The Nigerian judiciary should be commended for the exemplary manner they have handled various cases in the election tribunals, particularly in the Kogi and Kebbi state. They have demonstrated that indeed the judiciary is the last hope of the masses.
It would be recalled that the April 14th and 21st 2007 elections were roundly condemned by local and international observers as the worst ever in the annals of Nigeria. Elections did not take place in many places in the country, yet figures were arbitrarily allocated and this elicited general public outcry, which has refused to go away.
The judiciary has refused to give political judgements that are not in tandem with the wish of the majority of the people, and the mood of the nation.
The judiciary has also nullified the election in various Houses of Assembly, and the elections of some members of National Assembly and so on. Albeit, the point should be some of the judgements of the tribunals have become very controversial like that of Delta State which is a clear-cut case of wrongful exclusion, but the tribunal went on to struck out the case of the petitioner for no cogent and legally verifiable reason, also in the case of Ogun State, the Election Petition Tribunal in Ogun State struck out the petition of Senator Ibikunle Amosun, the candidate of ANPP, because they said, he did not indicate his party, age, educational qualification and nationality in the petition.

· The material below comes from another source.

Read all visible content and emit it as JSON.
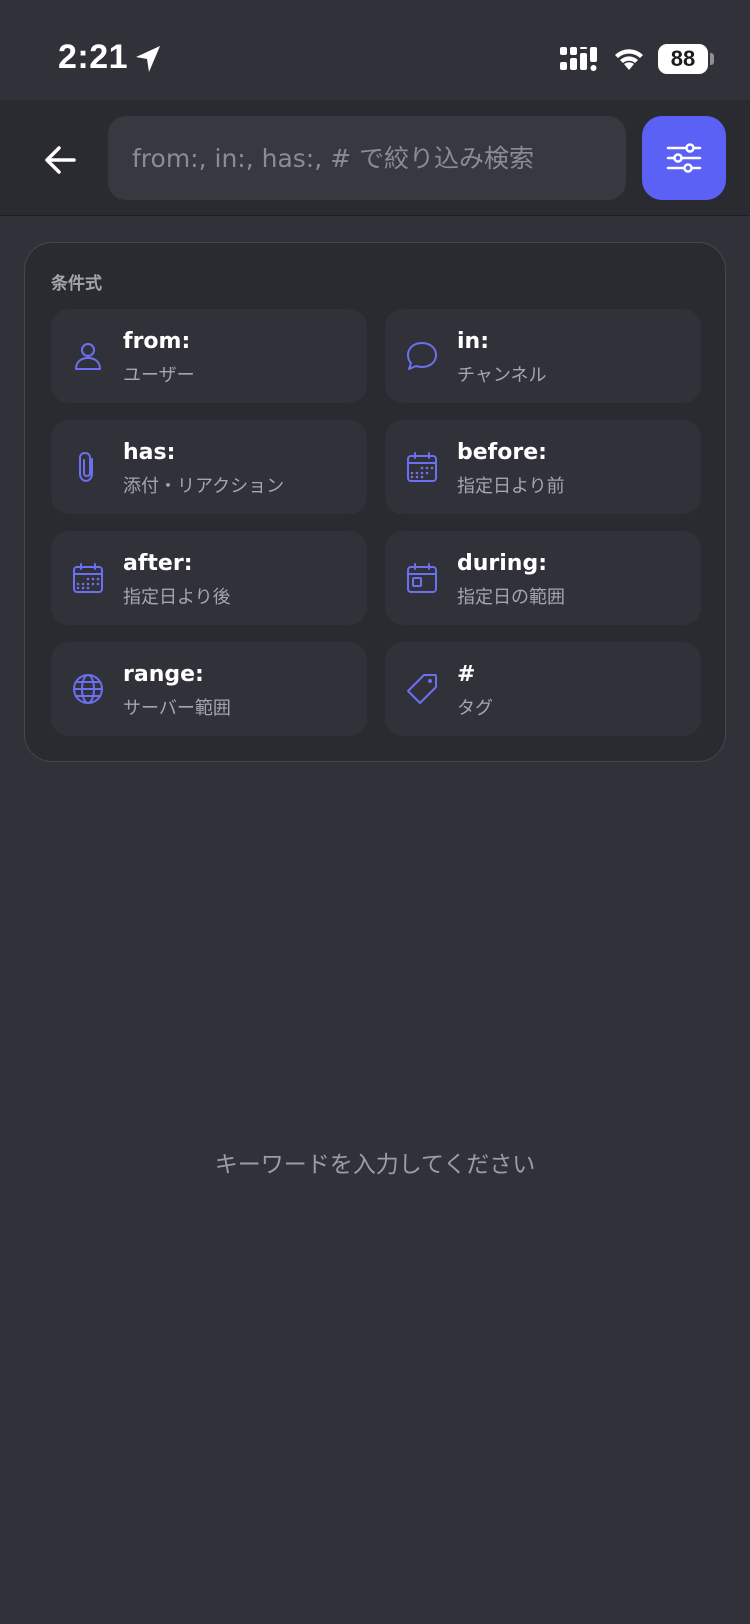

This judgement came as a rude shock to millions of Nigerians. It is a judgement that shook the confidence of people in the judiciary. It is unfortunate that such a judgement came up at a time that the judiciary is giving a good account of itself in other parts of the country. So, what influenced the tribunal to hastily dismiss virtually all ANPP cases before it, without looking into the merits?
Could it be said Amosun got justice from the Ogun state election petition tribunal? And there are so many authorities from the Supreme Court rulings that point to the fact that, the days of justice by technicality which is as bad as injustice are over. Justice by technicality has long died in Nigeria for good and has since been buried.
The trend these days is to strive to do substantial justice on the merit of each case. The situation in the Adamawa State election tribunal is as very dicey as ruling on petitions before it, has been shifted sine-die.
It is therefore very important that the National Judicial Council should look into all these cases with a few of dealing decisively with erring judges. The judiciary remains the last bastion of hope for the masses. The council should continue to encourage judges to give bold and landmark judgements, and put in place mechanism that will strengthen the judiciary as an essential institution of democracy, while throwing out and extricating the bad eggs from the system.
The whole world is looking at Nigeria’s democracy and they cannot afford to fail.